Mark Manders quería ser escritor, pero se dio cuenta de que lo que él necesitaba mostrar no se puede pronunciar con palabras, sino con nuevos objetos. Con una nueva manera de nombrar. Desde 1986, Manders ha venido construyendo un edificio ficticio donde cada nueva escultura es una manera de decir un recuerdo, una obsesión o un sueño. Crear una habitación, dice Manders, como una frase sin palabras. Algunas de sus esculturas son torsos de personas incrustadas en barras de madera. Otras son animales que varían en forma y tamaño: ratones, perros, pájaros. Todas están hechas de bronce patinado y parecen como de arcilla o barro fresco. Algunas tienen adheridos objetos: tazas, bolsitas de té, fotos.
Fox / mouse / belt (1992) es una de esas esculturas de bronce. En ella, un zorro tiene anudado un pequeño ratón en su costado. Las figuras de los animales están entrelazadas por un viejo cinturón del artista. Como si en esos tres objetos se pudiera percibir la íntima cercanía de las cosas lejanas. Aquella vez, frente a esa pieza, me desconcertó la fragilidad en la disposición de los elementos. Tres objetos que dejaron de ser un vacío en el mundo para ser una enunciación de la precariedad.
Las cosas están siempre al borde de la desaparición.
Cada momento es el fin del mundo.
Todo está sostenido con un viejo cinturón.

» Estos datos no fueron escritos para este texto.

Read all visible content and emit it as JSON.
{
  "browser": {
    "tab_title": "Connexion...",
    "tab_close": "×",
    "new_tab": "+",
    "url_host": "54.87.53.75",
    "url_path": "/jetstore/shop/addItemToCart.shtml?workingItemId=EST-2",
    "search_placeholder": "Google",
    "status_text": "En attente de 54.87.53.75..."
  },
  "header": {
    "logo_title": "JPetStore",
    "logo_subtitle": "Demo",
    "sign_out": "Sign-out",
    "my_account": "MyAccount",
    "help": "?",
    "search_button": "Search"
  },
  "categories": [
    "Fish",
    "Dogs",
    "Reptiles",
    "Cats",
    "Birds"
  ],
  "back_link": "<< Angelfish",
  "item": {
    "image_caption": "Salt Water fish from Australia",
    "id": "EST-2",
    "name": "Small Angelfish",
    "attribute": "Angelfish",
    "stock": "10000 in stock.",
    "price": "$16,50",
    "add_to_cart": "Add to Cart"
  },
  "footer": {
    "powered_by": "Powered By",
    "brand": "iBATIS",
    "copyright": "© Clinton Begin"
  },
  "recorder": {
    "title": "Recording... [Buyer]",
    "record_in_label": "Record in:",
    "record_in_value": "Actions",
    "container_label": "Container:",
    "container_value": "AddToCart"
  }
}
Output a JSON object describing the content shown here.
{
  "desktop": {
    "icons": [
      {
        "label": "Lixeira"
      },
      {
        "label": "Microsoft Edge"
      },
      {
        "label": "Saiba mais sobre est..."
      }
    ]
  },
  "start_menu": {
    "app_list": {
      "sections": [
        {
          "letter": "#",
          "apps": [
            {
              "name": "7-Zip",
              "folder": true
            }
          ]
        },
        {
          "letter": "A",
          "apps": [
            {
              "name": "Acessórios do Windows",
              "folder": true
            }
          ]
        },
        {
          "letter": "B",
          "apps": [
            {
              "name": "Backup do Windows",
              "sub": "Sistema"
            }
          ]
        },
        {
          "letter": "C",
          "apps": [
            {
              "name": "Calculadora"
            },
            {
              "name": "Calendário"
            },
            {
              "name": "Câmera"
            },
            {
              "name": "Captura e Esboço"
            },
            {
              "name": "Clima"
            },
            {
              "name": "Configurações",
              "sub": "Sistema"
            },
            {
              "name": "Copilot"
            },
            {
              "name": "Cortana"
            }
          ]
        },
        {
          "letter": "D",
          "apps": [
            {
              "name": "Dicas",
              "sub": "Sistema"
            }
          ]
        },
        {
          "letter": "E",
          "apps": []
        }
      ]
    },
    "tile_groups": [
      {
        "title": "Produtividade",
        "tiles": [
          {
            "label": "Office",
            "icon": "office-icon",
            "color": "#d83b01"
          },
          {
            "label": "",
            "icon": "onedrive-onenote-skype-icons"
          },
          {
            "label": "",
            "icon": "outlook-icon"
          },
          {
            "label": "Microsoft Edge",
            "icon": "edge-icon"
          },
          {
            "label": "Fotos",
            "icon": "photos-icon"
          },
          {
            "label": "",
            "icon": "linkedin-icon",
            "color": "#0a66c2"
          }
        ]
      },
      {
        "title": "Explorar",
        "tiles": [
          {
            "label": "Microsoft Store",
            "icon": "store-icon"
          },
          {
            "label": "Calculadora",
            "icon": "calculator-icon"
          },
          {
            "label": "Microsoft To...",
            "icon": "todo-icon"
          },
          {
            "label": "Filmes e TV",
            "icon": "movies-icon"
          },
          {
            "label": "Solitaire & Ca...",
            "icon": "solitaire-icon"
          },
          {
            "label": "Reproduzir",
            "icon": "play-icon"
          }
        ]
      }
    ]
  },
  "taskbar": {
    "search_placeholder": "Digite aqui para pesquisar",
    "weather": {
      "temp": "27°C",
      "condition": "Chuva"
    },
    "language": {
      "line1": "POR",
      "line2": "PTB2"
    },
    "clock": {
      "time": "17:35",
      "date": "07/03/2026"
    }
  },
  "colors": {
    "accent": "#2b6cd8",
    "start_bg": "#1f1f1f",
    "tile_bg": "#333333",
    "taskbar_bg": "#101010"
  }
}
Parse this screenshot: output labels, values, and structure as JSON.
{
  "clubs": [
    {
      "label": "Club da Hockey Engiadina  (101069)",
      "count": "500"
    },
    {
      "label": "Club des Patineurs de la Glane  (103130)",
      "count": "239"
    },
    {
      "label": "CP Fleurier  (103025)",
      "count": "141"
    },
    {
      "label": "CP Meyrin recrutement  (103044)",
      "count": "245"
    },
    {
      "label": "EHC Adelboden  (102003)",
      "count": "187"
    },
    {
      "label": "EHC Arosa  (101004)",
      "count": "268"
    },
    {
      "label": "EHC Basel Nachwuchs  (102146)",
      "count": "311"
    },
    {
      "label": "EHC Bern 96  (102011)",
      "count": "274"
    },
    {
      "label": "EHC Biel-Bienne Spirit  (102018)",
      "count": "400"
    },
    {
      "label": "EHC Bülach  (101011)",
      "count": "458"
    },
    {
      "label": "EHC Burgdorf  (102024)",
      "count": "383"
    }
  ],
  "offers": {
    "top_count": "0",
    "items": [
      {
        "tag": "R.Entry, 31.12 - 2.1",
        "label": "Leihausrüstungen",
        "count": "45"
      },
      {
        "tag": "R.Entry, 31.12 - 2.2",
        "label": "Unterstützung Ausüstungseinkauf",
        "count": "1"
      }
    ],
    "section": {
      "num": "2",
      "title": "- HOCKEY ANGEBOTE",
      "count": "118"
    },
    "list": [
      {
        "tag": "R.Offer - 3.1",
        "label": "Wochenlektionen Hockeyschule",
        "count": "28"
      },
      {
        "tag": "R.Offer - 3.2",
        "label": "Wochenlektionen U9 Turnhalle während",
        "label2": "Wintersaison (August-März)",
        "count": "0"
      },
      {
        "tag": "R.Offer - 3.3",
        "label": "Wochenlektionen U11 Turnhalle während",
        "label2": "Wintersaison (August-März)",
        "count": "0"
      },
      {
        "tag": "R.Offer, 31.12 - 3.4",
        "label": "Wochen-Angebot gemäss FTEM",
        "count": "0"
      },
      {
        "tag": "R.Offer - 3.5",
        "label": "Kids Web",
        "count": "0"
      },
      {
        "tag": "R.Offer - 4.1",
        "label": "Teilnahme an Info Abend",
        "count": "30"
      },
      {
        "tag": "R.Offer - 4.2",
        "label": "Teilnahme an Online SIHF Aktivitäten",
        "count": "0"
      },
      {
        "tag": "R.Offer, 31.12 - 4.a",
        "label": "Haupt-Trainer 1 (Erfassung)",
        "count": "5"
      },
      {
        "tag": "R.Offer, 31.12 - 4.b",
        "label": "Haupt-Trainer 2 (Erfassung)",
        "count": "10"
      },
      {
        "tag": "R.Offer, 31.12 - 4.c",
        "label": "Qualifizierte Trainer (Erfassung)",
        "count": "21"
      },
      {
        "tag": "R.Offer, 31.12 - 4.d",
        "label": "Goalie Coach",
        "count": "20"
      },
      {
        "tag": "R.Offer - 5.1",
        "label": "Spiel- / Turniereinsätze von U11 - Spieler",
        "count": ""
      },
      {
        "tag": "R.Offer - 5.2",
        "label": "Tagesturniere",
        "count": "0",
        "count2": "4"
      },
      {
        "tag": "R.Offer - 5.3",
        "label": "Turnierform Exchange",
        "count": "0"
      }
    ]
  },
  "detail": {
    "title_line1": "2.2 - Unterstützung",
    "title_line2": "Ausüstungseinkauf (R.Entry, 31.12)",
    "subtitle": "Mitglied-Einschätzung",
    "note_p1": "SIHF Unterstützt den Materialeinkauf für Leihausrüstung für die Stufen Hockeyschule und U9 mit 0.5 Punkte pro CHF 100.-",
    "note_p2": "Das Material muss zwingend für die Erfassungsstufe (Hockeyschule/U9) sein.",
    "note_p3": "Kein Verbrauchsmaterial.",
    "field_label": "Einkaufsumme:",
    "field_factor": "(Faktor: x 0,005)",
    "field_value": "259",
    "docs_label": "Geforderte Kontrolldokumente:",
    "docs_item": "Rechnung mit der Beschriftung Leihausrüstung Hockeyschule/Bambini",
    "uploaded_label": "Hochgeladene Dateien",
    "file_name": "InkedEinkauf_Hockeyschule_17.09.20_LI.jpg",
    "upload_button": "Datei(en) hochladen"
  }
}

Las esculturas de Mark Manders son de cierta forma una resistencia a perder el asombro. Al volver a reinventar las cosas nos recuerda que nada está hecho de una vez por todas. Todo objeto se crea y reinventa a cada instante. Recordar todo el tiempo es perder la vida. Vivir viendo la taza. Haría falta romper todas las cosas y volverlas a hacer de nuevo.
En una de sus Tesis sobre el concepto de la historia, Walter Benjamin escribe: “Articular históricamente el pasado no significa conocerlo ‘tal y como verdaderamente fue’. Significa apoderarse de un recuerdo tal y como este relumbra en un instante de peligro.” Manders crea sus obras a partir de ese apoderamiento del recuerdo. Se relaciona con el pasado dándole una nueva vida a partir de la creación de objetos inexistentes e inservibles. Sus esculturas no intentan recuperar sino volver a descubrir lo que ya no está. Tomar los recuerdos al borde de la desaparición, volver a descubrir lo que, en ellos, sigue estando vivo.